I gave her extra. After all, it wasn’t every day a junior high student showed up on our step pretending to be a candy-addicted prostitute. After I watched them totter back to the station wagon, I bent and picked up a bowl covered in foil.
Once, sometimes twice a week, Rose and I returned home to find foil-wrapped offerings on our doorstep. Casseroles. Lasagnas. Chocolate cakes. Never once did they come accompanied with a note, so we had no idea who left them. As a result, no matter how hungry or tempted, we felt too suspicious to eat them. Instead, Rose shoved all the food on the counter to take out to the trash later.
I carried the bowl into the house and lifted the foil to find a Jell-O mold with walnuts and tangerine slices beneath the surface, like insects embalmed in amber. As usual, no note. I considered sticking my finger in and tasting it anyway.
“What are you doing?”
I turned to see my sister coming down the stairs. Black cape. Pointy hat. Face slathered with green makeup. I’d been so preoccupied with those make-believe hookers and the bowl that I’d failed to notice her music go dead above me.
“Nothing.”
“Doesn’t look like nothing.” Rose reached the bottom of the stairs, took the bowl from my hands, peeked beneath the foil. “What the hell is it?”
Beef bourguignon, I wanted to say. “Jell-O.”
“Did you see anyone leave it?”
I shook my head, which made me think of Louise Hock, the haggard-looking assistant district attorney who attended our meetings with Rummel at the police station. Lately, Louise had begun telling me I needed to get in the habit of speaking my answers, since there would be no nodding allowed when I was questioned in the courtroom come spring. “I didn’t see anyone,” I told Rose.
“Well, I hope you weren’t about to eat it.”
“Seems like a lot of effort just to do us in. By now, whoever it is must realize it’s not exactly working, seeing as we’re still alive.”
“Maybe it’s a slow poison. Or maybe the freak is waiting until we get used to stuffing our faces with these innocent ‘donations’ before sprinkling in Drano.

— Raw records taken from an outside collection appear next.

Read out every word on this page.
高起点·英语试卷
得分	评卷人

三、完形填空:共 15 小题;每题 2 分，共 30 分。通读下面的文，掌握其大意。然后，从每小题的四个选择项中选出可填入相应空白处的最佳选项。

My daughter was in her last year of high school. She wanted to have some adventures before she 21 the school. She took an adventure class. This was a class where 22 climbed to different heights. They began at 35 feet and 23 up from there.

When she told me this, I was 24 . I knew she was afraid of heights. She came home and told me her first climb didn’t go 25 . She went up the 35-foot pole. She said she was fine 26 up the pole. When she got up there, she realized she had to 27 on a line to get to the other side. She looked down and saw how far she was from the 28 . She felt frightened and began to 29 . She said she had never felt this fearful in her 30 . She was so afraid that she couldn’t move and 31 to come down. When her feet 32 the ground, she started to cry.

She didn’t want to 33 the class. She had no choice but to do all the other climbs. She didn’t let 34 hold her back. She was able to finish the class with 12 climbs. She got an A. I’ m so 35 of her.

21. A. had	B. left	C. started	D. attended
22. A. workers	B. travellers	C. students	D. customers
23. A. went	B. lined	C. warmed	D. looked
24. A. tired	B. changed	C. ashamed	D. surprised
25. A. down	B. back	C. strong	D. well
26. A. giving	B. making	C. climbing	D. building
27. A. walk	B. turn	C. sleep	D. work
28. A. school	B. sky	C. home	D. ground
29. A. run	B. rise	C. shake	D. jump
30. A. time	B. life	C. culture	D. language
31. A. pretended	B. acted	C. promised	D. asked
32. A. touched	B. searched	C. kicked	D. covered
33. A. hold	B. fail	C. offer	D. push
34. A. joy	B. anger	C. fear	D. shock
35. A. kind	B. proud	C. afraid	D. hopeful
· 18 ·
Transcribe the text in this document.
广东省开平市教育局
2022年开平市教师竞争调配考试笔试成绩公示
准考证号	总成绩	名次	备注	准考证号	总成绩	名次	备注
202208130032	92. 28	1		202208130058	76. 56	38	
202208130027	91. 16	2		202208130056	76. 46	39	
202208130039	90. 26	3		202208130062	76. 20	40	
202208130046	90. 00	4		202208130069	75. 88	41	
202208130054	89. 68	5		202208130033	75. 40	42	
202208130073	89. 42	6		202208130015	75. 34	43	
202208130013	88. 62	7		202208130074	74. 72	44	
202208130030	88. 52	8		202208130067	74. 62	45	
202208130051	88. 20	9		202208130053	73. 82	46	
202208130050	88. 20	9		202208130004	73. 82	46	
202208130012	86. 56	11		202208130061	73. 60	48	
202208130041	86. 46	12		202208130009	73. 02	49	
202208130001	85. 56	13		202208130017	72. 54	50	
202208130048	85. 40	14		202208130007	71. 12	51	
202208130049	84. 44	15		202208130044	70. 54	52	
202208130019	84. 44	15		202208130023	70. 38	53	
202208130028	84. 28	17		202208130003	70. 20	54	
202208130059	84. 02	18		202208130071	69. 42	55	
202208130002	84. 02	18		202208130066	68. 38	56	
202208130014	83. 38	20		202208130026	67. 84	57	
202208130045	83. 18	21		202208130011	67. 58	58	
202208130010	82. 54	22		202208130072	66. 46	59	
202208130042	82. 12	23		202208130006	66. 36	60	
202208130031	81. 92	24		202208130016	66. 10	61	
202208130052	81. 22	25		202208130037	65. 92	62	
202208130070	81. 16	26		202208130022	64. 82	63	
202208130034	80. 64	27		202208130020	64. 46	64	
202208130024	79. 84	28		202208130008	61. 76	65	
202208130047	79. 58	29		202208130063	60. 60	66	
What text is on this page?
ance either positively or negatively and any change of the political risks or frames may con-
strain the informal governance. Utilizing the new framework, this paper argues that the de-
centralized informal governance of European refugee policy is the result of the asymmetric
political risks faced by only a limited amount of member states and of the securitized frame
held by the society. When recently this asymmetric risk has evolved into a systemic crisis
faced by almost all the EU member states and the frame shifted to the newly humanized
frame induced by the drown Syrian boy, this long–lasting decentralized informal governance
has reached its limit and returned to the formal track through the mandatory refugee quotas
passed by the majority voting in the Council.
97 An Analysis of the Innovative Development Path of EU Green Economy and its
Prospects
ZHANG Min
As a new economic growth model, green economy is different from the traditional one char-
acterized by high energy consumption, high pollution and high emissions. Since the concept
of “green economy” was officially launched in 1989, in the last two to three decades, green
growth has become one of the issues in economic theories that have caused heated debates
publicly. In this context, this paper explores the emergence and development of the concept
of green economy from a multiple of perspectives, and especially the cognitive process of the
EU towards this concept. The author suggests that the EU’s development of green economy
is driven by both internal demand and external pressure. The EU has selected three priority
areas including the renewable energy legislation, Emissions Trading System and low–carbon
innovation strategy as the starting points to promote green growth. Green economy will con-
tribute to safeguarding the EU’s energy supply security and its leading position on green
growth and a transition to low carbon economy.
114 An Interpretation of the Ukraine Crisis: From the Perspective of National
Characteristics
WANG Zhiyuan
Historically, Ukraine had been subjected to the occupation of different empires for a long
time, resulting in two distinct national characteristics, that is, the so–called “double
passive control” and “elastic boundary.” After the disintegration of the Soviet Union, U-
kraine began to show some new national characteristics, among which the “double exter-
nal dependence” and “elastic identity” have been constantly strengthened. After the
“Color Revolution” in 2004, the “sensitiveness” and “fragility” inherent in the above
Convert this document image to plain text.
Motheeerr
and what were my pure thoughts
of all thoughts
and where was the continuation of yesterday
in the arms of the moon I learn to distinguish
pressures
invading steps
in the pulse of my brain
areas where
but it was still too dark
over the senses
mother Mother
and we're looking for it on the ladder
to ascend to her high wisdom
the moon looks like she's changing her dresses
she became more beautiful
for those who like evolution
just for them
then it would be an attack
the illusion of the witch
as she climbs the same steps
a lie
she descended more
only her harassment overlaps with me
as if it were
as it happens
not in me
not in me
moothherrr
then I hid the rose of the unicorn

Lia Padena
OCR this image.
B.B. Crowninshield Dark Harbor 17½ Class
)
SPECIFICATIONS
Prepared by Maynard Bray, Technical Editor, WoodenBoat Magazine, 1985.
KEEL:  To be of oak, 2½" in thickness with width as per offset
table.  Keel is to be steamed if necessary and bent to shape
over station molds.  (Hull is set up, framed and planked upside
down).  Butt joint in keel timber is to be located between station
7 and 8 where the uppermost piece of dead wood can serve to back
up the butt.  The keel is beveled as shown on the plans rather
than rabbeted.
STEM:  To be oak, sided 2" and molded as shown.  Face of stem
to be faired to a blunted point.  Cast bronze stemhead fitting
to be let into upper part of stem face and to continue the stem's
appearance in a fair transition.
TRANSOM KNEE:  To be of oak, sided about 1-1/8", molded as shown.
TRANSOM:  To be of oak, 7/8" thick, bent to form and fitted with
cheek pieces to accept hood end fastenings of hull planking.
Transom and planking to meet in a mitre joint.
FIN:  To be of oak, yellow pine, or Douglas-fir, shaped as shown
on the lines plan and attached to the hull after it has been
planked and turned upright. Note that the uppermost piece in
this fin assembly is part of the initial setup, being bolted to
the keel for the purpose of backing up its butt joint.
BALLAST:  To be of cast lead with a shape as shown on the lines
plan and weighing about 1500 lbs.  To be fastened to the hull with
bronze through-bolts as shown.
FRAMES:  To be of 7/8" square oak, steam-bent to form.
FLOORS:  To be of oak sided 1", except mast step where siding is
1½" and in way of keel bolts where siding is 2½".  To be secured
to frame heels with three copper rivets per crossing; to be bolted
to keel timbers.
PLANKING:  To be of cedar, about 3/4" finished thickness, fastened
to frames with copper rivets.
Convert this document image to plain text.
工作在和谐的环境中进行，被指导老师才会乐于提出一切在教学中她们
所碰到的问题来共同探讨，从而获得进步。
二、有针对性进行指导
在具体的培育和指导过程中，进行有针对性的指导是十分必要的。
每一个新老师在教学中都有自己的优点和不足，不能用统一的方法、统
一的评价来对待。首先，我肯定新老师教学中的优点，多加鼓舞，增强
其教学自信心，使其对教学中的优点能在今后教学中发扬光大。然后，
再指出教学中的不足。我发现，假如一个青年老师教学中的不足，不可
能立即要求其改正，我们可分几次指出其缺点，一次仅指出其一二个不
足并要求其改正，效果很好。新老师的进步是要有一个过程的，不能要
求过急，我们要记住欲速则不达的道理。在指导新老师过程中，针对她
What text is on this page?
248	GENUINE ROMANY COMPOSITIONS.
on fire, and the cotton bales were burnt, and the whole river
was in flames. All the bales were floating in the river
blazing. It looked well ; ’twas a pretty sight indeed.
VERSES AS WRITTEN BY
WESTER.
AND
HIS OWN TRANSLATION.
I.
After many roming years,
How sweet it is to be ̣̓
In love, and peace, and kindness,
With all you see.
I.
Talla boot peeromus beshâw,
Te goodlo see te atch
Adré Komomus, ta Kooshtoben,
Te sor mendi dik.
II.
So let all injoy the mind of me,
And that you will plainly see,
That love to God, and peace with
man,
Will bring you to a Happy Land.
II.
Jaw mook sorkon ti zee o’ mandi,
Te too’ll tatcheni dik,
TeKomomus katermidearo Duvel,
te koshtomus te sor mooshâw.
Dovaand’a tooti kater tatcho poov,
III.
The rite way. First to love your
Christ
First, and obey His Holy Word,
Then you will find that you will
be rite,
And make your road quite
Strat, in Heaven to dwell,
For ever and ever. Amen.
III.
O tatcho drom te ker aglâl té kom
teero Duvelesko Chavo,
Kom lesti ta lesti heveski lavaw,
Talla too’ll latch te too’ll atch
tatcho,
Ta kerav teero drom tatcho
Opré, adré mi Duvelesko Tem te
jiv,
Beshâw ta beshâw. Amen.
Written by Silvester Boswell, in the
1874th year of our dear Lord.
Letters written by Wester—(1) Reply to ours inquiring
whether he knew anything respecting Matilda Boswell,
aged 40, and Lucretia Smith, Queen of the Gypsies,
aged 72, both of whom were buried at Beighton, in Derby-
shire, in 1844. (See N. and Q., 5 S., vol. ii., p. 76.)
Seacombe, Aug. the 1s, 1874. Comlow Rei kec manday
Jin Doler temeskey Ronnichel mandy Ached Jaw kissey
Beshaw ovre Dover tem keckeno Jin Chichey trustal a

All those goodies down the hatch then—wham!—the unsuspecting Jell-O mold does us in.”
I stared at her, blinking.
“What?” she said.
“Or maybe someone out there feels bad about our situation and is being nice.”
My sister gave the bowl a wiggle, then sniffed the slick red surface before holding it out to me. “Okay, then. If you’re so brave and determined. Help yourself, Sylvie.”
I hesitated, waiting for her to retract the bowl. When she didn’t, I reached two fingers in and scooped out a blob. The walnut inside made me think of those embalmed bugs once more. I opened wide, my breath causing the Jell-O to wiggle on my fingertips, and then, at the last second, said, “I can’t do it,” and tossed it back.
Rose set the bowl aside. “Thought so.” She fussed with the knot on the collar of her cape while telling me about a warehouse party she was going to two hours away in Philly. Normally there was something impenetrable about my sister’s face, but in contrast to all that green, her eyes looked red and tired, her teeth smaller, more yellow. The effect was not scary so much as gloomy.
“You know, Sylvie, it wouldn’t hurt you to act fourteen instead of forty for a change. Throw a sheet over your head. Go out with your friends.”
“I don’t have friends,” I told her.
“Yes, you do. That girl with the weird name and the other one with the weird face.”
“Gretchen moved when her dad got a job in Cleveland.”